Ignored Artists...

Ignored Artists...
Authored By John Nicholson
It’s remarkable really. Even in 2024, classic rock is easily the most popular genre of music, but its width and breadth is rarely represented as an artform. There are documentaries about the big stars and big events, sure, but that’s like talking about the icing and not the cake. The size of the genre is rarely addressed in any way. There are documentaries about the Beatles and Bob Dylan, for example, but the likes of Budgie, to take one random example, are entirely ignored and there are hundreds of bands like that. Bands that we all saw and loved who we emotionally engaged with, which, if it were another artform, would be celebrated as special but are usually totally ignored.
I’m not entirely sure why. Perhaps the genre is just so big, so the focus is on the big selling headline acts. I waited most of my life to hear ‘our’ music played on daytime radio or for there to be a dedicated radio station. It was basically my generation growing up and getting into positions of power that made the decisions to commission stuff. But even so. It’s not like the 70s and there are some programmes, but not many considering the size of the genre.
The explosion of rock music from 1965-77 was a golden period which basically wrote all the best songs and I think its brilliance and variety is totally taken for granted because it forms part of the DNA of our lives. Other genres are treated with more reverence whereas hard rock is almost laughed at, its acolytes dismissed as somehow uncool and Neanderthal. 
It feels disrespectful, like fading out the guitar solo on a record, something that used to routinely happen. This is how  mainstream rock acts remain largely anonymous to the public.

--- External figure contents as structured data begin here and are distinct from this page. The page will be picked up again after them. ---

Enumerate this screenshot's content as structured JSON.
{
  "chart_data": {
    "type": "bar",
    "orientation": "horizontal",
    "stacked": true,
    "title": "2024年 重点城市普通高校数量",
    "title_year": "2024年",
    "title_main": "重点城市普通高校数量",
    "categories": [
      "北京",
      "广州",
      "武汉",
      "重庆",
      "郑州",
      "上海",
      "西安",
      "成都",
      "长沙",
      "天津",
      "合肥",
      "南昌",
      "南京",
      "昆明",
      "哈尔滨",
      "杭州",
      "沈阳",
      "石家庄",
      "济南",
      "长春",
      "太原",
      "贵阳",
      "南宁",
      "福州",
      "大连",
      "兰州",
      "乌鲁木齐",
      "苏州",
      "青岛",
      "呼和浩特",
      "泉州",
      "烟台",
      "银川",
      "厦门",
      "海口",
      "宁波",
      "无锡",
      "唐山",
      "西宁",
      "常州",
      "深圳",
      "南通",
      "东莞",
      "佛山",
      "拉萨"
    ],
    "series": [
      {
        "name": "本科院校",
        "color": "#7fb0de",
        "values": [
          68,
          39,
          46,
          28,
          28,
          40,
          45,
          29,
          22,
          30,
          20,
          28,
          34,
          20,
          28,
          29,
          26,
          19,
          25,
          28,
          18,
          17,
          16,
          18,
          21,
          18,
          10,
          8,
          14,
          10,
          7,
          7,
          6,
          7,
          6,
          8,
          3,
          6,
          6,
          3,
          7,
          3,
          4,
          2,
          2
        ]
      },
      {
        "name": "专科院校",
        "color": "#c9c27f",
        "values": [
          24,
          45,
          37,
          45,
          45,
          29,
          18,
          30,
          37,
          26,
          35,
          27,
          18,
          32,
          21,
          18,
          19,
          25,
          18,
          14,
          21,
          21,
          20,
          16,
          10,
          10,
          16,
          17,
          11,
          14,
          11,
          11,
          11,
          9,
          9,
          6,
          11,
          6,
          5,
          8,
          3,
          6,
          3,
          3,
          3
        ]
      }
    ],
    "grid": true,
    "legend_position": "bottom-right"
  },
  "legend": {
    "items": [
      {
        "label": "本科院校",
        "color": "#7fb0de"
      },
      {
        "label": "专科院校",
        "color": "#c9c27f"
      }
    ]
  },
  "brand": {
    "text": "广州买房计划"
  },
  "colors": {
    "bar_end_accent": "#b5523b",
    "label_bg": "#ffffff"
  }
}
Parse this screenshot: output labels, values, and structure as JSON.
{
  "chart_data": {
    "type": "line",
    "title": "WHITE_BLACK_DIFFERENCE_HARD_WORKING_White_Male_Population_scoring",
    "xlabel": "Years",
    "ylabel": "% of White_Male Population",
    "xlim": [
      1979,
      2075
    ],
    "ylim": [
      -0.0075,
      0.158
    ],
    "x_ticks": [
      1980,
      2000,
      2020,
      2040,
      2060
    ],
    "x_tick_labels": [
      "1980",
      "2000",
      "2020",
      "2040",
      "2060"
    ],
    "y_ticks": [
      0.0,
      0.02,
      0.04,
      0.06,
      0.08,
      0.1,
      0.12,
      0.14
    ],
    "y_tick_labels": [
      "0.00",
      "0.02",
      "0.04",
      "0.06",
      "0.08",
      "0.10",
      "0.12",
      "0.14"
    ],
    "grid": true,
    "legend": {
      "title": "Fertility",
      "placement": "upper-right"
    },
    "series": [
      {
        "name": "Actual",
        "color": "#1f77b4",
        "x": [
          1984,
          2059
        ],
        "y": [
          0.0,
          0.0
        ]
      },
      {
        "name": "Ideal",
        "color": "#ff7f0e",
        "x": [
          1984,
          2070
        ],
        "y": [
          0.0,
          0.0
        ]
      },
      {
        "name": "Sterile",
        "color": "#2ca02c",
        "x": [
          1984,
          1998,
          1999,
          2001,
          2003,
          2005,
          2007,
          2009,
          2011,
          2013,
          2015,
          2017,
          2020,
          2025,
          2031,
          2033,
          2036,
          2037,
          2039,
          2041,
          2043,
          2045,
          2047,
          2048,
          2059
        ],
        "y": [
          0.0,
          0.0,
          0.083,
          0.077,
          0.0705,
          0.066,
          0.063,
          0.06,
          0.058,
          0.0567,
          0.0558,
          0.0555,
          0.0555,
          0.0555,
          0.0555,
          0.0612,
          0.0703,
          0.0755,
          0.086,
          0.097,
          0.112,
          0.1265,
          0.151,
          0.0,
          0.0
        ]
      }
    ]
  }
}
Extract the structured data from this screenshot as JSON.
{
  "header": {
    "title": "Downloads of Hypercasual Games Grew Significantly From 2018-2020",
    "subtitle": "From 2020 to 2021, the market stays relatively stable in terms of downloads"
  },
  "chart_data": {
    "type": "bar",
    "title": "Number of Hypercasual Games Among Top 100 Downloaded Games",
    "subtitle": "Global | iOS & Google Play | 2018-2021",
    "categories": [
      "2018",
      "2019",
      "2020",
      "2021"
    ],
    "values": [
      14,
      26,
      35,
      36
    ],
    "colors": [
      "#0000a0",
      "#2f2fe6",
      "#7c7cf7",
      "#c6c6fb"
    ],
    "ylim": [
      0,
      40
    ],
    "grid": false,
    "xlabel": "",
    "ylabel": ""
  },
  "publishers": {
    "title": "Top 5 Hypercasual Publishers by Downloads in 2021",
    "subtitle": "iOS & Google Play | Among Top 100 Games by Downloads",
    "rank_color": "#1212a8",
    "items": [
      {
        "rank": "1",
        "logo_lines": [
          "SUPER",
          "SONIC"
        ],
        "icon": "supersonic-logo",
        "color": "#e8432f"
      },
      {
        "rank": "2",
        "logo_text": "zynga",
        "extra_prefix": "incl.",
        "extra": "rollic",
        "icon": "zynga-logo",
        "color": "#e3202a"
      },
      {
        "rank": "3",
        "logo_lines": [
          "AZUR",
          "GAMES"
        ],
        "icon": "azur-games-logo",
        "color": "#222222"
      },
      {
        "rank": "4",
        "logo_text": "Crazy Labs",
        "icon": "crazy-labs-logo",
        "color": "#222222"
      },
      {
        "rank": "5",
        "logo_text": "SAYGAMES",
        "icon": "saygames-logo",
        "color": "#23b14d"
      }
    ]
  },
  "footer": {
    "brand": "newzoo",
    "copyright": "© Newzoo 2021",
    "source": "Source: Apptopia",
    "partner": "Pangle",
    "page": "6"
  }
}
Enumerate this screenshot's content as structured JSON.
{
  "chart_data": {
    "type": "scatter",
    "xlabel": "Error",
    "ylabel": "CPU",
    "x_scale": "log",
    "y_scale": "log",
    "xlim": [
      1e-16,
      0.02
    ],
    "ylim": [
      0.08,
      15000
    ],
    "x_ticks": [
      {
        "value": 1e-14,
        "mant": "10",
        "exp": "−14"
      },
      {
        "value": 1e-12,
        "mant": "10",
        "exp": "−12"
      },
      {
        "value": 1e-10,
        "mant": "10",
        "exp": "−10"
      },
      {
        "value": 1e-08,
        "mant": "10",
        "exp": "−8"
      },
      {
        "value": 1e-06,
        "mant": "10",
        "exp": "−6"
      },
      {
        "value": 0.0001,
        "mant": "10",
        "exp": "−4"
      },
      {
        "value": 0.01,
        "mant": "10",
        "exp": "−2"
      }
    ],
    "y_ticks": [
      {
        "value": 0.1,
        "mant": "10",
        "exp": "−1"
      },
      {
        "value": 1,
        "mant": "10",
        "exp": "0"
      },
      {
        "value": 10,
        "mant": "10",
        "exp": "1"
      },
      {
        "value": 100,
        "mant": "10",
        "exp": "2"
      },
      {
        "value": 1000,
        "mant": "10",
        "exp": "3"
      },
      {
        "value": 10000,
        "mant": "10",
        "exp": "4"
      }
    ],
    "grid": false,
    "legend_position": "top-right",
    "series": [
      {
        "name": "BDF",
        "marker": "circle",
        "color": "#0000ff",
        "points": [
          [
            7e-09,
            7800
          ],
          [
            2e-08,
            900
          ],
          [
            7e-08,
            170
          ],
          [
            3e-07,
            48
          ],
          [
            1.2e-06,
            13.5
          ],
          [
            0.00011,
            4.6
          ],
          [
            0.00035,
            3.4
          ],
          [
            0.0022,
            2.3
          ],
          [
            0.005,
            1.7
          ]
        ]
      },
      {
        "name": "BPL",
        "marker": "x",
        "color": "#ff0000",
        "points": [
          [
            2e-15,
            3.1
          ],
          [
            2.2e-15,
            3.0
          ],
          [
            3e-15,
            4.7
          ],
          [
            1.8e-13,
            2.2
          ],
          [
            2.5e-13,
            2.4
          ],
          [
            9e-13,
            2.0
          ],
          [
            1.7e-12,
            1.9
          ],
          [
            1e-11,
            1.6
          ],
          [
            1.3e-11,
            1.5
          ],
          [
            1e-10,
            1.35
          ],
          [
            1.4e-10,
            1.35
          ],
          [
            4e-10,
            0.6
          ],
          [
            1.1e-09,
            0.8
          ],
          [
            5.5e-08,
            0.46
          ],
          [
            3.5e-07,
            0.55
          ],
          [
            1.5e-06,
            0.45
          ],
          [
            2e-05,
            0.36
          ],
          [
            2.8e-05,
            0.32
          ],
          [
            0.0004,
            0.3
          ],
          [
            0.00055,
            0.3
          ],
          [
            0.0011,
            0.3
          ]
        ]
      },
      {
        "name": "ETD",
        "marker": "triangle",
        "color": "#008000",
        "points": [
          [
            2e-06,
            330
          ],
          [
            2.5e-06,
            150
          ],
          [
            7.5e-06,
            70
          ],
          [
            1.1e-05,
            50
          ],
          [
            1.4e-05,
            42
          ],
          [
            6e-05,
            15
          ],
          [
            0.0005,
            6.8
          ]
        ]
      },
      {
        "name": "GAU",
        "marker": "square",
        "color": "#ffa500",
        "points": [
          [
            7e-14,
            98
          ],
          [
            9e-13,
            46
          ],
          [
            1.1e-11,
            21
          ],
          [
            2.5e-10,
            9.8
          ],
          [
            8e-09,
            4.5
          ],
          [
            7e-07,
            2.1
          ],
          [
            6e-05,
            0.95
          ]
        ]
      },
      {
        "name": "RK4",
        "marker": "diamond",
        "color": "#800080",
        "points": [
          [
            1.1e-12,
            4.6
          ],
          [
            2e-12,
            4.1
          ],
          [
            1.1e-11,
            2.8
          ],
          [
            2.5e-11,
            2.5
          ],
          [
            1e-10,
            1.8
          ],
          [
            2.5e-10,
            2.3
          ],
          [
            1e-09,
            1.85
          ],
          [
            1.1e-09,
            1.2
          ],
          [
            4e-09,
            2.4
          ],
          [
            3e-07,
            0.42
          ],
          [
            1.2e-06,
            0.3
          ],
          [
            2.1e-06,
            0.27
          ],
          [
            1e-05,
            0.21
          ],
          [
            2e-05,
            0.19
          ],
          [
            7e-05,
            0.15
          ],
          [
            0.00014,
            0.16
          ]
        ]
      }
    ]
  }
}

 Even though they’ve sold millions of records. There are plenty of households that have not heard of Black Sabbath and Deep Purple, let alone Gong, The Doobies and Little Feat.
I don’t mind really, I’m used to being marginalised, but it is genuinely odd, not to say disrespectful and it's even worse for heavy metal which exists as a largely ignored subsect, even though its fans are amongst the most loyal and committed.